I wondered why the Prince should make such a silly and indiscreet remark. I could see that this little flash of petty jealousy and cruelty that lay hidden under his formal and polite exterior had annoyed Henry, although his voice was very kind as he continued to exchange pleasantries with the princeling. In fact, Henry conversed on every topic save that nearest his heart. It was only with the entry of dessert and the departure of Orkins that he came back to realities.
"Now, listen, everyone," he said. "Olinski and I have kept something to ourselves as long as possible, and now, assuming that some ungrateful, treacherous culprit has betrayed our secret to the Daily Recorder, we have decided to announce our discovery privately tonight."
"I see," the Prince commented, with a disdainful edge to his voice; "you are going to tell us something important, and we are supposed to know nothing until, of course, this McGinity, the reporter, gets the story, and his paper is adorned with your portraits."
Henry fixed a cold and disparaging gaze on the Prince for a moment, and then continued, with an even voice. "The servants are to know nothing, and no one present here must breathe a word of it." He paused a moment. "No one has anything to say? Very well. Instead of having coffee served in the library, we shall dispense with that formality and proceed at once to the observatory."

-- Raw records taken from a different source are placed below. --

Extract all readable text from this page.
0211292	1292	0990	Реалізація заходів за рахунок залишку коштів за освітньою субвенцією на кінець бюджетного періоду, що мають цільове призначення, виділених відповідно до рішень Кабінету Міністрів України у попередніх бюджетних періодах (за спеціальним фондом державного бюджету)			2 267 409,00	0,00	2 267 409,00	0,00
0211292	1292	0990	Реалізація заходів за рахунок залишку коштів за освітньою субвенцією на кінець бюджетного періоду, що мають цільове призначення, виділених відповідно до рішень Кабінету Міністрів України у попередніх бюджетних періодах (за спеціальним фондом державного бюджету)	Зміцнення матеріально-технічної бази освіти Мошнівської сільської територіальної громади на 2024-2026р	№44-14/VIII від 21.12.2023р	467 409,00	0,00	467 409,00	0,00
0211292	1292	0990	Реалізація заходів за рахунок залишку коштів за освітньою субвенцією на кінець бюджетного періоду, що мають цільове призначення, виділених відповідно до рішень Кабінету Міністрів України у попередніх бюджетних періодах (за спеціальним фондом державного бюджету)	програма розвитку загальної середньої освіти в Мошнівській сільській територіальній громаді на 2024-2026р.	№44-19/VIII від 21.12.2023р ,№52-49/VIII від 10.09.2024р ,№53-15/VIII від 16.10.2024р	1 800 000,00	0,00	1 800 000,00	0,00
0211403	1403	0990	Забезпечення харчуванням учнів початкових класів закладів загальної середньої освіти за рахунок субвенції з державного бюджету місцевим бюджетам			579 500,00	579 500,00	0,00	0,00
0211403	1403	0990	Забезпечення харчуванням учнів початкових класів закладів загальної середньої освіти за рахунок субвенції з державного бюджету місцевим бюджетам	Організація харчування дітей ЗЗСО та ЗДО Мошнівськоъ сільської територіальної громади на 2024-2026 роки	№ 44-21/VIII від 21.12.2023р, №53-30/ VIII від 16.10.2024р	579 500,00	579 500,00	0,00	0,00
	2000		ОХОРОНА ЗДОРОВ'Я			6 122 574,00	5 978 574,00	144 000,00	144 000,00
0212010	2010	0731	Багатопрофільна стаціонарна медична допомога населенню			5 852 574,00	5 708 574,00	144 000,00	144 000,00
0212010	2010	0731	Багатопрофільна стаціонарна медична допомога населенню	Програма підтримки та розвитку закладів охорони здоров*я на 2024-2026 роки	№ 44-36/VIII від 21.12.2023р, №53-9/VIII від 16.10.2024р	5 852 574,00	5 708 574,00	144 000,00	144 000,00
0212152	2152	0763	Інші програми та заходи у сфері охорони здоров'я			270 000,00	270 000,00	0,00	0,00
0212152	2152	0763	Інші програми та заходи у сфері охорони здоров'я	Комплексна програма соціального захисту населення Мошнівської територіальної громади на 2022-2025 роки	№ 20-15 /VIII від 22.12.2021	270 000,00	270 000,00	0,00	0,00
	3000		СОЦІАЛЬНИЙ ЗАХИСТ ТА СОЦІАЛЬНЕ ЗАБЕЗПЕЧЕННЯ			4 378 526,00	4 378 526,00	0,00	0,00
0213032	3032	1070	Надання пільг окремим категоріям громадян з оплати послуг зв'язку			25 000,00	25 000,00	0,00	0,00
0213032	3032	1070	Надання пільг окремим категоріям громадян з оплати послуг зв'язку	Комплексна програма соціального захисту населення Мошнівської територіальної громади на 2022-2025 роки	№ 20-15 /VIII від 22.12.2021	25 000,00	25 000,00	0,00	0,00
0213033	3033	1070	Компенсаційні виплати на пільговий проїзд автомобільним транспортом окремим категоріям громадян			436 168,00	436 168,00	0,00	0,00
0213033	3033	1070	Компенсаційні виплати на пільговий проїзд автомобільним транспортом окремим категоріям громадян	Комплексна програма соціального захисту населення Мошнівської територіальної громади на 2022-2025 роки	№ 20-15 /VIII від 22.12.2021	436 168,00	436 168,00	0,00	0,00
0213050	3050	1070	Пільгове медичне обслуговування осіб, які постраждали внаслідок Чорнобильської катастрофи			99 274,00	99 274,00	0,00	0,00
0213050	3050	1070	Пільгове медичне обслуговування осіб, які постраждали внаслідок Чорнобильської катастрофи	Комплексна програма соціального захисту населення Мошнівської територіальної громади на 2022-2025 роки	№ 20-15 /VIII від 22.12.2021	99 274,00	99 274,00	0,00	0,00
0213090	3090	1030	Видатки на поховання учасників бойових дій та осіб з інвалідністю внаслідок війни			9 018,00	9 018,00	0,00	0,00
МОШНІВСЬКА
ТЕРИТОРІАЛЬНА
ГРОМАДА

It was not long before we were gathered in the dome-ceilinged room in one of the peaked towers, where Henry carried on his astronomical observations. I was in an exultant mood, not because we were to be let in on a great secret, but rather on account of Pat. My heart sang with glee, and I suppressed a desire to whistle and whoop; and I thanked my stars that McGinity was up to his favorite tricks again. Unwittingly, by his telephone call, I felt sure he had forestalled the announcement of Pat's engagement to the Prince.
Henry constituted himself both host and lecturer. Pat and the Prince seemed quite happy together again, their little tilt at the dinner table apparently forgotten. But the evening had not progressed very far before I was again struck by the curious mixture of impudence and rashness in the Prince. I wondered if all men of his social caste possessed this overbearing consciousness of superiority.
After we were comfortably grouped about the room, Henry touched a button in the wall, and a section of the dome-shaped glass roof slid back. Simultaneously, the electrically propelled telescope moved majestically into place. A click of an electric switch and the room was partially darkened. We gazed upward into a bright field of twinkling planets, stretching above us like a dark blue velvet canopy, studded with gilt paper stars.
At Henry's invitation, Pat and the Prince viewed the ruddy-hued planet Mars through the telescope. As they enjoyed the close-up of this most famous of faraway planets, he grew discoursive.